Saipem signs two major contracts with Saudi Aramco as part of their Long Term Agreement for offshore oil projects in Saudi Arabia.
The cumulative value of these contracts is around 1 billion USD, covering engineering, procurement, construction and installation (EPCI) works for the development of the Marjan, Zuluf and Safaniyah offshore oil fields.
These new projects are part of Saudi Aramco’s strategy to strengthen its offshore hydrocarbon production capabilities.
Development of subsea facilities at Marjan
The first contract concerns the Marjan oil field.
Saipem is responsible for the installation of three Production Deck Modules (PDMs), 33 kilometers of 12″ and 16″ subsea rigid pipelines, and 34 kilometers of subsea power cables.
The project aims to modernize existing infrastructure and optimize Saudi Aramco‘s production operations.
By deploying construction vessels already operating in the region, Saipem is reducing mobilization costs and accelerating lead times.

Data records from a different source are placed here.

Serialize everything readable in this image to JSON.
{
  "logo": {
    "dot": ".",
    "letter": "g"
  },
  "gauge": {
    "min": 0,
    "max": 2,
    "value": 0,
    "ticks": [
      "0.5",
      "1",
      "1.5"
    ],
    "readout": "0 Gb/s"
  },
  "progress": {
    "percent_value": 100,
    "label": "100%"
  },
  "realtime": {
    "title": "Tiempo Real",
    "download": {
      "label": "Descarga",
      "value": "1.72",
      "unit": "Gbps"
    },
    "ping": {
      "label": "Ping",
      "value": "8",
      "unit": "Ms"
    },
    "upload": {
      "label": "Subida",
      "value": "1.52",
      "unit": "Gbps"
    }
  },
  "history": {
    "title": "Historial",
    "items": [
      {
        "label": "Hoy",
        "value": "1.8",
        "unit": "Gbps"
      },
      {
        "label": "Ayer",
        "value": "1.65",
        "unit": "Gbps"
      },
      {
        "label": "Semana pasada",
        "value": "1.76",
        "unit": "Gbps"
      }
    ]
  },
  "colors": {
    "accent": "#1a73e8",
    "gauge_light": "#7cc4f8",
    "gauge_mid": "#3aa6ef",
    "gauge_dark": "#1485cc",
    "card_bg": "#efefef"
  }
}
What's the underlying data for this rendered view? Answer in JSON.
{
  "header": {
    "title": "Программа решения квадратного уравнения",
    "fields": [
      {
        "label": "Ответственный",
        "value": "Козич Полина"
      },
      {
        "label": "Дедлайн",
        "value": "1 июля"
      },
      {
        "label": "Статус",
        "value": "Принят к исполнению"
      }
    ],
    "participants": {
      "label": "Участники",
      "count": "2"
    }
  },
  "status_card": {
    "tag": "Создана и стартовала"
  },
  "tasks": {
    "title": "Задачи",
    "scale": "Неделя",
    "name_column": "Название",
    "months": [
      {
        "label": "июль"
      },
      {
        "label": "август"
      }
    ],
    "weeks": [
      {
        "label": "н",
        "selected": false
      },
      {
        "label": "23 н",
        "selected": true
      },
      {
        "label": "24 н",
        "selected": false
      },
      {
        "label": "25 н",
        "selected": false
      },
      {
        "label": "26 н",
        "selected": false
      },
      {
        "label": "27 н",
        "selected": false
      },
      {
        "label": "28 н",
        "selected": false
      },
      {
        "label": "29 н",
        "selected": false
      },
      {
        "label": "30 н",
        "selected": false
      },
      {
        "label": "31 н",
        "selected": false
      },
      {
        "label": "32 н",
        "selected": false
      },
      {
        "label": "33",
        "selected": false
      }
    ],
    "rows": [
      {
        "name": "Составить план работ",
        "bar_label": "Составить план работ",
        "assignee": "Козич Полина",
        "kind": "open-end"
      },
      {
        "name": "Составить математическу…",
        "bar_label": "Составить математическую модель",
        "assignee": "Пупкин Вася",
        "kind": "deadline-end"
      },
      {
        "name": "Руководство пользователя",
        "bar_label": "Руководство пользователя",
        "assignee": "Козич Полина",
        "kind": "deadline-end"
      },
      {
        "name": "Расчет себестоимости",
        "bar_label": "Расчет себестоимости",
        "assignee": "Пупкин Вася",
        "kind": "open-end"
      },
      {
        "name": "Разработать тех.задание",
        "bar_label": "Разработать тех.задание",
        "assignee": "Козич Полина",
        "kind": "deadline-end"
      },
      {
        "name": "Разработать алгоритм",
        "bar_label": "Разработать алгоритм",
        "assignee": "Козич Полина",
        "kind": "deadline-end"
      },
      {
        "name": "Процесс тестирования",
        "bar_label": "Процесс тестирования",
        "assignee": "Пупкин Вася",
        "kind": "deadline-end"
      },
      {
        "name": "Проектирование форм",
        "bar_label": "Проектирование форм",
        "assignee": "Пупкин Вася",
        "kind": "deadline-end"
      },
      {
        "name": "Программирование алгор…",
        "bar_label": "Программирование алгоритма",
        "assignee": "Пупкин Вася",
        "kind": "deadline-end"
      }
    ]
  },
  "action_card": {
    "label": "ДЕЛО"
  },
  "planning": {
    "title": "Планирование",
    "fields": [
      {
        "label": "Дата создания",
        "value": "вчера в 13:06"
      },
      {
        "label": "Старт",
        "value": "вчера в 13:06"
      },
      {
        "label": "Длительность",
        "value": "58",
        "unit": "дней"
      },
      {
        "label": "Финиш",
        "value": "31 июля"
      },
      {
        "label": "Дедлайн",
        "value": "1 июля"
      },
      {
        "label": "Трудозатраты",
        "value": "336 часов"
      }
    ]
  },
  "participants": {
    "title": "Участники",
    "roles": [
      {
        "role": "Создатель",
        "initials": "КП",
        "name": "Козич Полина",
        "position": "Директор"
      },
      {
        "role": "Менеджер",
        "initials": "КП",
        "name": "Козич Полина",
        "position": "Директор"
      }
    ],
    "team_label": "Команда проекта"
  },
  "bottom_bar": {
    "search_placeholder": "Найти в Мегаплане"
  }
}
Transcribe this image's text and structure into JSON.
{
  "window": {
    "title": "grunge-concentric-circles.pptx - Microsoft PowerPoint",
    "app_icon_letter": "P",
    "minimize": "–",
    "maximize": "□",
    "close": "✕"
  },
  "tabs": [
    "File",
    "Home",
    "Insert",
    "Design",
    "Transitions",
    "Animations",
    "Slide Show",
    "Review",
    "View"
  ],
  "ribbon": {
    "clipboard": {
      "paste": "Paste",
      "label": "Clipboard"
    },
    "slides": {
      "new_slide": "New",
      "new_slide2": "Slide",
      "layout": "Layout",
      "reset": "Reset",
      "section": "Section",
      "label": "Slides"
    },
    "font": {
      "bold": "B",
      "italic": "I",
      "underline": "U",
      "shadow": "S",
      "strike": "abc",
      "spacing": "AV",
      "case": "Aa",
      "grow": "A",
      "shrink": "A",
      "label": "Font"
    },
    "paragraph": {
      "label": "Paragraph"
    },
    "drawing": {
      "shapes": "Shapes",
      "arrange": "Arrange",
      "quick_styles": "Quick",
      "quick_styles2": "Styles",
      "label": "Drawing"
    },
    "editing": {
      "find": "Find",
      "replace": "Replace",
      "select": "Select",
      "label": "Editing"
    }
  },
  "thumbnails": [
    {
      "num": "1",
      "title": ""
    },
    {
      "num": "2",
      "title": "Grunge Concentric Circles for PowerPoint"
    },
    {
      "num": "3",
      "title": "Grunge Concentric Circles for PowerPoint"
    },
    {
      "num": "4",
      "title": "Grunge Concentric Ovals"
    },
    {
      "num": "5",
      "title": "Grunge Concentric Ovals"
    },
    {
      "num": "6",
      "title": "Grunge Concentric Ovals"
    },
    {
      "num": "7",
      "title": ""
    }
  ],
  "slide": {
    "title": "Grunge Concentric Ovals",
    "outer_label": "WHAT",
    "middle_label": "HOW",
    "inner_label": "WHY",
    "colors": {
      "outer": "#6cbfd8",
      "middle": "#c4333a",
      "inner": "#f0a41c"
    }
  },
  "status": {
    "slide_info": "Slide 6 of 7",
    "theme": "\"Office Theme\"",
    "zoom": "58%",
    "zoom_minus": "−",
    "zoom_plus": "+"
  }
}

The Marjan field in the Persian Gulf remains a key site for Saudi Aramco’s offshore expansion.
Investment in this subsea infrastructure is essential to improve operational efficiency and meet global oil demand.
Capacity enhancement at the Zuluf and Safaniyah fields
The second contract covers the Zuluf and Safaniyah oil fields.
It calls for the installation of three jackets, five production bridge modules, 22 kilometers of 16-inch rigid pipelines, 5 kilometers of flexible pipelines, as well as 35 kilometers of subsea power cables.
The diversity of the infrastructure to be installed reflects the complexity of Saudi Aramco’s technical requirements for these two fields, requiring tailored solutions to maximize resource extraction.
The Zuluf and Safaniyah fields are among the largest and oldest offshore fields operated by Saudi Aramco.
This project will enhance their production capacity, while integrating them into the company’s global development strategy.
Local manufacturing and optimization of resources
The components required for these projects are manufactured by Saipem Taqa Al-Rushaid Fabricators Co.
Ltd, based in Saudi Arabia.
This approach meets Saudi Aramco’s requirements to increase local content, in line with the Kingdom’s Vision 2030.
By promoting local production, Saudi Aramco seeks to develop industrial skills and strengthen the autonomy of its oil industry.
For Saipem, this localization of manufacturing minimizes supply chain risks and improves responsiveness to customer requirements, reinforcing the long-term strategic partnership with Saudi Aramco.
Background and outlook for the offshore oil sector
These contracts reflect the continuing demand for the development of robust offshore oil infrastructures, and Saudi Aramco’s determination to maintain its dominant position in the hydrocarbon sector.
The signing of these agreements comes at a time when investment in offshore exploration and production remains a priority, underpinned by stable oil prices and prospects for growth in global demand.
Efficiency in the delivery of complex projects remains a crucial competitive advantage.
Investment in modern, reliable infrastructure enables Saudi Aramco to meet industry challenges and strengthen its competitiveness in the global marketplace.